Tubuh Sania semakin lemas, kakinya tidak kuat lagi menopang berat badannya untuk tetap berdiri menunggu Aldan. Perutnya melilit, kepalanya mulai pusing, ia meringis kesakitan meremas perutnya. Iya sakit, se sakit inikah menunggu Aldan hanya untuk makan siang bersama di kantin?

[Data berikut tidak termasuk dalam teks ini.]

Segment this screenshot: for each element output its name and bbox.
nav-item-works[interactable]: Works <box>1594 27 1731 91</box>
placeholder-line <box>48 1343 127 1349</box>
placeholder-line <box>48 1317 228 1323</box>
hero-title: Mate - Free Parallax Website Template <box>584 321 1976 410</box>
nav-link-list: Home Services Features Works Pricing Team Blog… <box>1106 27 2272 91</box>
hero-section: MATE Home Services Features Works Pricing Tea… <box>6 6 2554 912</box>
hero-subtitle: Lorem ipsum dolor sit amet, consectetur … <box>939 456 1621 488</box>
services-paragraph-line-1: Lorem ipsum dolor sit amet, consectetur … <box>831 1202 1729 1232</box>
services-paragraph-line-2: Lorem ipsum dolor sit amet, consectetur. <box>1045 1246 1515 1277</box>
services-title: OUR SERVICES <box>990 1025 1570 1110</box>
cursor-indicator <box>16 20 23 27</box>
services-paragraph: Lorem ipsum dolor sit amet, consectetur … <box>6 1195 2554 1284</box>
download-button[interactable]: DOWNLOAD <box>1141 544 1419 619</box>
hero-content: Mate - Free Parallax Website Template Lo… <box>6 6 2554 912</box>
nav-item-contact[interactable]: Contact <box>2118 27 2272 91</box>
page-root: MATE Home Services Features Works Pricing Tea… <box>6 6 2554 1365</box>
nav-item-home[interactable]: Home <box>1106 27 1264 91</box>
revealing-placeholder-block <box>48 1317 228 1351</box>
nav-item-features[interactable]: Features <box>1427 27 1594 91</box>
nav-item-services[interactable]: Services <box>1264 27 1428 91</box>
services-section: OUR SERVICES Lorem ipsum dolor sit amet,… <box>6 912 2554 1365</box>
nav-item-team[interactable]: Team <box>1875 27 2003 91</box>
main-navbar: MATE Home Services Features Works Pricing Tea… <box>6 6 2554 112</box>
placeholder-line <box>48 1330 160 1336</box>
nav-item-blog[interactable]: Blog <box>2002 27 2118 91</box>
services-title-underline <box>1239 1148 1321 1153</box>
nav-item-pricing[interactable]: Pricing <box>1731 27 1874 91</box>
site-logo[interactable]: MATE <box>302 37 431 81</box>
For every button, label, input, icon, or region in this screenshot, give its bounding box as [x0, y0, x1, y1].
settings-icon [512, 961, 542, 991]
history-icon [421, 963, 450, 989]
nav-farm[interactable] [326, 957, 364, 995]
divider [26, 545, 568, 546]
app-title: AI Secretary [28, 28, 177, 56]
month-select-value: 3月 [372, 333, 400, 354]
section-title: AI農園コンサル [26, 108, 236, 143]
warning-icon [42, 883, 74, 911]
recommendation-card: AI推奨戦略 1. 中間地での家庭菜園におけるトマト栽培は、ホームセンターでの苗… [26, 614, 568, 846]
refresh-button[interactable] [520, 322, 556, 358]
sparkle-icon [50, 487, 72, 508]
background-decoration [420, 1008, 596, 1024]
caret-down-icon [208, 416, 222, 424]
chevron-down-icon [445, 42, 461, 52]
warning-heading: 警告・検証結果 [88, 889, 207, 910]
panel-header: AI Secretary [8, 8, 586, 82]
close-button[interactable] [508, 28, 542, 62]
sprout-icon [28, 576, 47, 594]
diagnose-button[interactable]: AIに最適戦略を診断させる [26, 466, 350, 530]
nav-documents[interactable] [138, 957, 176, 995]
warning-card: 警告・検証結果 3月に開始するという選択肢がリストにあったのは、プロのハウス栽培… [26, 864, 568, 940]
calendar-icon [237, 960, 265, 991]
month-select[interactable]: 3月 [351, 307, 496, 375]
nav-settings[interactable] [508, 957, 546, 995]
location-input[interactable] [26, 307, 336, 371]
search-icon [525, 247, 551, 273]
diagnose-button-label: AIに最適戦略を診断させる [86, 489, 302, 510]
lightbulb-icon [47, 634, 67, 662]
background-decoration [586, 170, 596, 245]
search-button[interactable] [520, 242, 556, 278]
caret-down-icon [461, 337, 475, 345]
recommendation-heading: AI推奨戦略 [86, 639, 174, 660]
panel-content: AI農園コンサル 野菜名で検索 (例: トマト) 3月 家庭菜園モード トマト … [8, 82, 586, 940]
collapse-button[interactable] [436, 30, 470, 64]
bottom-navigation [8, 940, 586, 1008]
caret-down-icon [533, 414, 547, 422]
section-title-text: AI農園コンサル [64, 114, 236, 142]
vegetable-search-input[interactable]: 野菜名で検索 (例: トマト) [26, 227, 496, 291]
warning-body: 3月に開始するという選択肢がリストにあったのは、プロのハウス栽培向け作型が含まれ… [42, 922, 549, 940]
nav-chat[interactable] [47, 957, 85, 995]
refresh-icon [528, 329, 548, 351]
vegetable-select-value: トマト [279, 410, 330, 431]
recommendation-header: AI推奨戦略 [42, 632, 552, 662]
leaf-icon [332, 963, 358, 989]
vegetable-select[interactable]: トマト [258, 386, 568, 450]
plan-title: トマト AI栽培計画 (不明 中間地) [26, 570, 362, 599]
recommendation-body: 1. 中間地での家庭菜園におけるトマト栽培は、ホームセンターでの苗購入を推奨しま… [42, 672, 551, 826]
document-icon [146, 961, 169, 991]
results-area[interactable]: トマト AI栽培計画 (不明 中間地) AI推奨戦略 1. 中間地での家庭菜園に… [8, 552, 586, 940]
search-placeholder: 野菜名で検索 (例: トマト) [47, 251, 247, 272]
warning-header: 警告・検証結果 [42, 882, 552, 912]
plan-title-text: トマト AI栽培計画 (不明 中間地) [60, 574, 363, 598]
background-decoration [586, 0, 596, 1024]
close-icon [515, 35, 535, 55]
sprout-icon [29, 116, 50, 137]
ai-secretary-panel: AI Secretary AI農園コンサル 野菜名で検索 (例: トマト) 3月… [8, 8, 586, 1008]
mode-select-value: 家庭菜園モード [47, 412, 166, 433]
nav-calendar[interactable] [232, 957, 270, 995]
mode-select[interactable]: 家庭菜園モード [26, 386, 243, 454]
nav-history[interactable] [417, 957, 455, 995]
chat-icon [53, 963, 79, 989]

Perlahan Sania mendudukkan badannya di samping pintu, keadaan kelas kosong, ia tidak mungkin berteriak mengatakan 'lapar' saat seperti ini. Untuk duduk saja sakitnya begitu terasa, bagaimana ia mampu berteriak meminta tolong. Ia duduk, tatapan Sania mulai sayu, bukan karena mengantuk. Matanya saja tidak kuat untuk tetap berkedip menunggu Aldan, dan jadilah Sania pingsan. Pingsan disamping pintu kelas, orang-orang yang berada tidak jauh dari Sania melihat Sania jatuh ke lantai begitu saja, langsung mereka berlari melihatnya. Temannya, Dimas mengguncang-guncangkan tubuh Sania. Sania tidak sadar, wajahnya tetap pucat, matanya terpejam rapat, tangannya dingin, mulutnya mulai membiru seperti kedinginan.

***

"Daan ada yang main gaple noh di depan kelas Sania." Kata Ali melihat kerumunan di depan kelas 10.5

"Bukan main gaple, denger dari yang lain mah Sania pingsan depan pintu." Kata Salwa ikut bicara. Aldan yang mendengarnya langsung dibuat takut namun berusaha rileks.

Aldan PoV

Sania? Pingsan? Apa karena nunggu gue buat makan siang bareng? Ga mungkin lah, paling dia tidur. Pikir Aldan saat mendengar perkataan Salwa.